We highly recommend following the structure of our sample code for your own model design, as we ask every team to submit their code along with their submission and share the implementation with the organizers. In the case we are not able to reproduce your results, your submission will be removed from our leaderboard. Please reach out to us if you encounter any problem with using this code or any other questions / feedback.
For further information please refer to the competition website: WSDM_2022_CUP
We use conda for our experimentations. You can use environment.yml
to create the environment (use conda env create -f environment.yml
) or install the below list of requirements on your own environment.
- python 3.7
- pandas & numpy (pandas-1.3.3, numpy-1.21.2)
- torch==1.9.1
- pytrec_eval
train_baseline.py
is the script for training our simple GMF++ model that is taking one target market and zero to a few source markets for augmenting with the target market. We implemented our dataloader such that it loads all the data and samples equally from each market in the training phase. You can use ConcatDataset from torch.utils.data
to concatenate your torch Datasets.
Here is a sample train script using two source markets:
python train_baseline.py --tgt_market t1 --src_markets s1-s2 --tgt_market_valid DATA/t1/valid_run.tsv --tgt_market_test DATA/t1/test_run.tsv --exp_name toytest --num_epoch 5 --cuda
Here is a sample train script using zero source market (only train on the target data):
python train_baseline.py --tgt_market t1 --src_markets none --tgt_market_valid DATA/t1/valid_run.tsv --tgt_market_test DATA/t1/test_run.tsv --exp_name toytest --num_epoch 5 --cuda
After training your model, the scripts prints the directories of model and index checkpoints as well as the run files for the validation and test data as below. You can load the model for other usage and evaluate the validation run file.
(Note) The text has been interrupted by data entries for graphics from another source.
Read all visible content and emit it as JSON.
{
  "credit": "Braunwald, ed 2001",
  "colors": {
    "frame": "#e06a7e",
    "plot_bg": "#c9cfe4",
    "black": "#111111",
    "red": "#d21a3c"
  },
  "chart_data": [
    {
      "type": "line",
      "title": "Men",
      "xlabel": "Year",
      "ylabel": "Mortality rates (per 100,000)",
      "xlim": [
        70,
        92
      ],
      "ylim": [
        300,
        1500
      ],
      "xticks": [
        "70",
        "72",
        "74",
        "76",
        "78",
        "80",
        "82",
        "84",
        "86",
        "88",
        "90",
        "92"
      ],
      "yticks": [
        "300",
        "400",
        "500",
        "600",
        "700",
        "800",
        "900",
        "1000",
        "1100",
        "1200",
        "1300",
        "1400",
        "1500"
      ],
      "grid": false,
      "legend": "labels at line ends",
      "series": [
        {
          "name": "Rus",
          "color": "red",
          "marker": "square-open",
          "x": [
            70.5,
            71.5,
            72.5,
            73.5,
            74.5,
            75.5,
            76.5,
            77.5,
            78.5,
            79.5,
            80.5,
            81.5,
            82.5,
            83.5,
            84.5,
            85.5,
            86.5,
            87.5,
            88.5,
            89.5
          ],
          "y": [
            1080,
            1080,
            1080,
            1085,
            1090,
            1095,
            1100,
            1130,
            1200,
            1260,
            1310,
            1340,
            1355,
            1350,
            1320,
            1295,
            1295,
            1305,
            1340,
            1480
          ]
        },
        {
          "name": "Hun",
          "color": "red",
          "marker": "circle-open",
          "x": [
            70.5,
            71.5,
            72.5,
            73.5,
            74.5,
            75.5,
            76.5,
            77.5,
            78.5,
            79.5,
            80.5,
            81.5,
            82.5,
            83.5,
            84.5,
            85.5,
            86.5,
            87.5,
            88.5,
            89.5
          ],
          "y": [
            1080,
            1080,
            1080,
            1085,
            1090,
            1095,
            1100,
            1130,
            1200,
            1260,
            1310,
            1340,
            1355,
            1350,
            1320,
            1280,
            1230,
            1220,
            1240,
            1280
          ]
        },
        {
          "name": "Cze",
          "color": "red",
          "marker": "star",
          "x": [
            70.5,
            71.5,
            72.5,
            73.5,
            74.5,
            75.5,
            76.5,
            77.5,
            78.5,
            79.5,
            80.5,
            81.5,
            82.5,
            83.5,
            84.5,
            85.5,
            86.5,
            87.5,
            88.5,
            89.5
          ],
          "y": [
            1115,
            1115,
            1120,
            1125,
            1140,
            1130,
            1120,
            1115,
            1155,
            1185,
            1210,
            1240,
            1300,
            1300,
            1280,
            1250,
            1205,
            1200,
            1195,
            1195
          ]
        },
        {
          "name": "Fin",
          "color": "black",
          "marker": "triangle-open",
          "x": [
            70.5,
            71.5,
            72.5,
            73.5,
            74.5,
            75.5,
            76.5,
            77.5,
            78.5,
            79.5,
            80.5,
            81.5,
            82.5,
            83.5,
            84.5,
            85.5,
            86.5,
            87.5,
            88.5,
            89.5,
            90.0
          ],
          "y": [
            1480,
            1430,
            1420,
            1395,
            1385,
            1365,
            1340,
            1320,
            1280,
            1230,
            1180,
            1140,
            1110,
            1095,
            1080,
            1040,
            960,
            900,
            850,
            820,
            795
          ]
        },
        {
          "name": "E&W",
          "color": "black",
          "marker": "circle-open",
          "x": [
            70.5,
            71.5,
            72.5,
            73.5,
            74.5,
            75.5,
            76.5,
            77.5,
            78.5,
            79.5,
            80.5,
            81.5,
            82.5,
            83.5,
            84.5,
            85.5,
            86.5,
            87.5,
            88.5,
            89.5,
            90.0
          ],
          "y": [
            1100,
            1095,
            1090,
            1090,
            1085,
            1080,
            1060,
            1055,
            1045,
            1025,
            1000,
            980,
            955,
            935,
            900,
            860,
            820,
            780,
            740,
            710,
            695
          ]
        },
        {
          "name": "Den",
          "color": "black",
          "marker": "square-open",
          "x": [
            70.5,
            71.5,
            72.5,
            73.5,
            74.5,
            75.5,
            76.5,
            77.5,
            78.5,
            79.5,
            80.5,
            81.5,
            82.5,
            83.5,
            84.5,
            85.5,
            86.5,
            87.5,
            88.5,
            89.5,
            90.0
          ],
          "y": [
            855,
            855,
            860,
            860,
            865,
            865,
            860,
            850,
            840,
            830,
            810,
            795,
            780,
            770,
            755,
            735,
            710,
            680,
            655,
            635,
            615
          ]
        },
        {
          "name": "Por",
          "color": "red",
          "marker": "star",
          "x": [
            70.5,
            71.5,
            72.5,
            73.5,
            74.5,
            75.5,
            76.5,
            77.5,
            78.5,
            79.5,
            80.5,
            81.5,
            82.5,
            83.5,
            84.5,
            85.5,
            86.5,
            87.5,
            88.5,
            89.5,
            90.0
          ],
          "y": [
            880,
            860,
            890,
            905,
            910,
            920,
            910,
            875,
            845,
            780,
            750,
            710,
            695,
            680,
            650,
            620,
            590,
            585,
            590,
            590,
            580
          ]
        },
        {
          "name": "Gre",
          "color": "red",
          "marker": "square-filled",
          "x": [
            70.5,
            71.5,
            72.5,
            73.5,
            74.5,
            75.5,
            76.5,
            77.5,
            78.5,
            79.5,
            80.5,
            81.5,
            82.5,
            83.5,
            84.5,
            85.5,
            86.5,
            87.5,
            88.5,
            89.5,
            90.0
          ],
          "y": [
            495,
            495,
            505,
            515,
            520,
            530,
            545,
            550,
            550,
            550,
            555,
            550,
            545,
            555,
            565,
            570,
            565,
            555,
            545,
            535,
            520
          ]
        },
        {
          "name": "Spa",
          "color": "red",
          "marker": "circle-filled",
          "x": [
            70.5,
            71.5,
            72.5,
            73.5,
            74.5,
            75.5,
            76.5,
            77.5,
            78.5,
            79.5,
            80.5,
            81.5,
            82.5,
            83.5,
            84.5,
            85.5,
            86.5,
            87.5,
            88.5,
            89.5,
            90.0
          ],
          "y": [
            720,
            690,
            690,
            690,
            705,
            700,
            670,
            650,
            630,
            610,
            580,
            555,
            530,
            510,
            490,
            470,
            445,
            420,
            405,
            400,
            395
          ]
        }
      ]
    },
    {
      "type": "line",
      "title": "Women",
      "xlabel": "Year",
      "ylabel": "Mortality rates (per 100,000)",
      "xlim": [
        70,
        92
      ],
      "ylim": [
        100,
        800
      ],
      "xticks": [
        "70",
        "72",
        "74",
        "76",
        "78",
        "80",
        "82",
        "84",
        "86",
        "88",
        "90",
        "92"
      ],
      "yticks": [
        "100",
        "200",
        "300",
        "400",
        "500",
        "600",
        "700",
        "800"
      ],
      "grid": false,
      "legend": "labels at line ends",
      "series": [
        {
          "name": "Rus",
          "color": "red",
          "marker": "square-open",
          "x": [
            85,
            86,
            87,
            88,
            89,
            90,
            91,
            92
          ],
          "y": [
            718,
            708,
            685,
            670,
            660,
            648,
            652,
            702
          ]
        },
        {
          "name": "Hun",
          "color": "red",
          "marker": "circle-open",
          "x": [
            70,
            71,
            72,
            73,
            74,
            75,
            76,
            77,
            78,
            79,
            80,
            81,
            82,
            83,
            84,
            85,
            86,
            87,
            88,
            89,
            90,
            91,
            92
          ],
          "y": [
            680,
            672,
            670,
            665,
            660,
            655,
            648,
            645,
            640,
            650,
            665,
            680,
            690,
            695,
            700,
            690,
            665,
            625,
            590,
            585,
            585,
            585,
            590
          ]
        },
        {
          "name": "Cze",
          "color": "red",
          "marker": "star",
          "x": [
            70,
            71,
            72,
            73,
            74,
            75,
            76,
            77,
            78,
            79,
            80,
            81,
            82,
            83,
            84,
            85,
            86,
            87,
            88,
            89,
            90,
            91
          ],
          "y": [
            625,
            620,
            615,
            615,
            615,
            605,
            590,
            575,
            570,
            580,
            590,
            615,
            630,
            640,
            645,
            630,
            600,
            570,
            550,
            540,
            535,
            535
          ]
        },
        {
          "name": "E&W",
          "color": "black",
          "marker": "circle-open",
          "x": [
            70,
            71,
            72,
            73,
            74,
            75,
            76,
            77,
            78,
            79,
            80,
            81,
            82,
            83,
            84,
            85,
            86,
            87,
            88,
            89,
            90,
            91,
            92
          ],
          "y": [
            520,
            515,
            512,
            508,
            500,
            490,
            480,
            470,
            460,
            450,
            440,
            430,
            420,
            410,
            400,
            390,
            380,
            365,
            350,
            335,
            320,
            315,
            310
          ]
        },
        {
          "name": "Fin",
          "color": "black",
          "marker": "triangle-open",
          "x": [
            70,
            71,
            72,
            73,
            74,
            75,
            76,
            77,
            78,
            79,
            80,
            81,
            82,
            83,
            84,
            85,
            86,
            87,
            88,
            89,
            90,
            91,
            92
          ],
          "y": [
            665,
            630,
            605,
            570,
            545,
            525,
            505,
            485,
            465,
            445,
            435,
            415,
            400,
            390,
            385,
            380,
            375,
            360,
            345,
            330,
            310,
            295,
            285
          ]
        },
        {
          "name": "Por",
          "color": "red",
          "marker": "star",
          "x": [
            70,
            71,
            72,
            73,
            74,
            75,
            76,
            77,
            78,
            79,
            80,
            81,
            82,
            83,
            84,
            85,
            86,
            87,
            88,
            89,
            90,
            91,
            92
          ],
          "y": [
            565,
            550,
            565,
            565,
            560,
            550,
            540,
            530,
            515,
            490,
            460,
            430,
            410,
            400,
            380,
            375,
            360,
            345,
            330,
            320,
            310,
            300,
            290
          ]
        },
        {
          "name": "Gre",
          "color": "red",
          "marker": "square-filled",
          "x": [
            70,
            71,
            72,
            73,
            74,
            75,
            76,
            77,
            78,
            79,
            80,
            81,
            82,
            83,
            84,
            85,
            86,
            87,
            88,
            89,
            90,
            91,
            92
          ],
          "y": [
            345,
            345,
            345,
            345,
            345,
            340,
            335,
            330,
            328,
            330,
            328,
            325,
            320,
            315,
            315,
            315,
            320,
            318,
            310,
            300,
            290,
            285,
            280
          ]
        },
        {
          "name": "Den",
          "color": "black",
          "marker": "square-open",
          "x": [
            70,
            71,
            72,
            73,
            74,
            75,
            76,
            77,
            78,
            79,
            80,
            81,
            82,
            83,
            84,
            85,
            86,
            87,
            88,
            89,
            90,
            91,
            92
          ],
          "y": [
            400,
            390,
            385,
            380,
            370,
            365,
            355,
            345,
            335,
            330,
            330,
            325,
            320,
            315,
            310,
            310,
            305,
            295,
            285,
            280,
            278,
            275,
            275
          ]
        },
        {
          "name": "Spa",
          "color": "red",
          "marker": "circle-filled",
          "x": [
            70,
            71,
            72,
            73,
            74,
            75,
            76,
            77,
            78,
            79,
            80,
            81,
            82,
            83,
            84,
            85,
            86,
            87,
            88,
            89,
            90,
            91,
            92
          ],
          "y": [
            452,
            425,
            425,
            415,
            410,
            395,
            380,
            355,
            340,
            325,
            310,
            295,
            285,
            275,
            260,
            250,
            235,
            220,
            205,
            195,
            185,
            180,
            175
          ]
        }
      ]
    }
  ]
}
See the notebook getting_started.ipynb
for a sample code on these.
Model is trained! and saved at:
--model: checkpoints/t1_s1-s2_toytest.model
--id_bank: checkpoints/t1_s1-s2_toytest.pickle
Run output files:
--validation: valid_t1_s1-s2_toytest.tsv
--test: test_t1_s1-s2_toytest.tsv
You will need to upload the test run output file (.tsv file format) for both target markets to Codalab for our evaluation and leaderboard entry. This output file contains ranked items for each user with their score. Our final evaluation metric is based on nDCG@10 on both target markets.
The DATA
folder in this repository contains the two target markets data (train ratings, validation run and qrel, and test run) that we conduct our evaluation on them and three source markets that you can use as desired to augment with the target markets. It is ultimately your choice on how to use the provided data (or any other additional data, if you will) to improve the recommendation performance on target markets.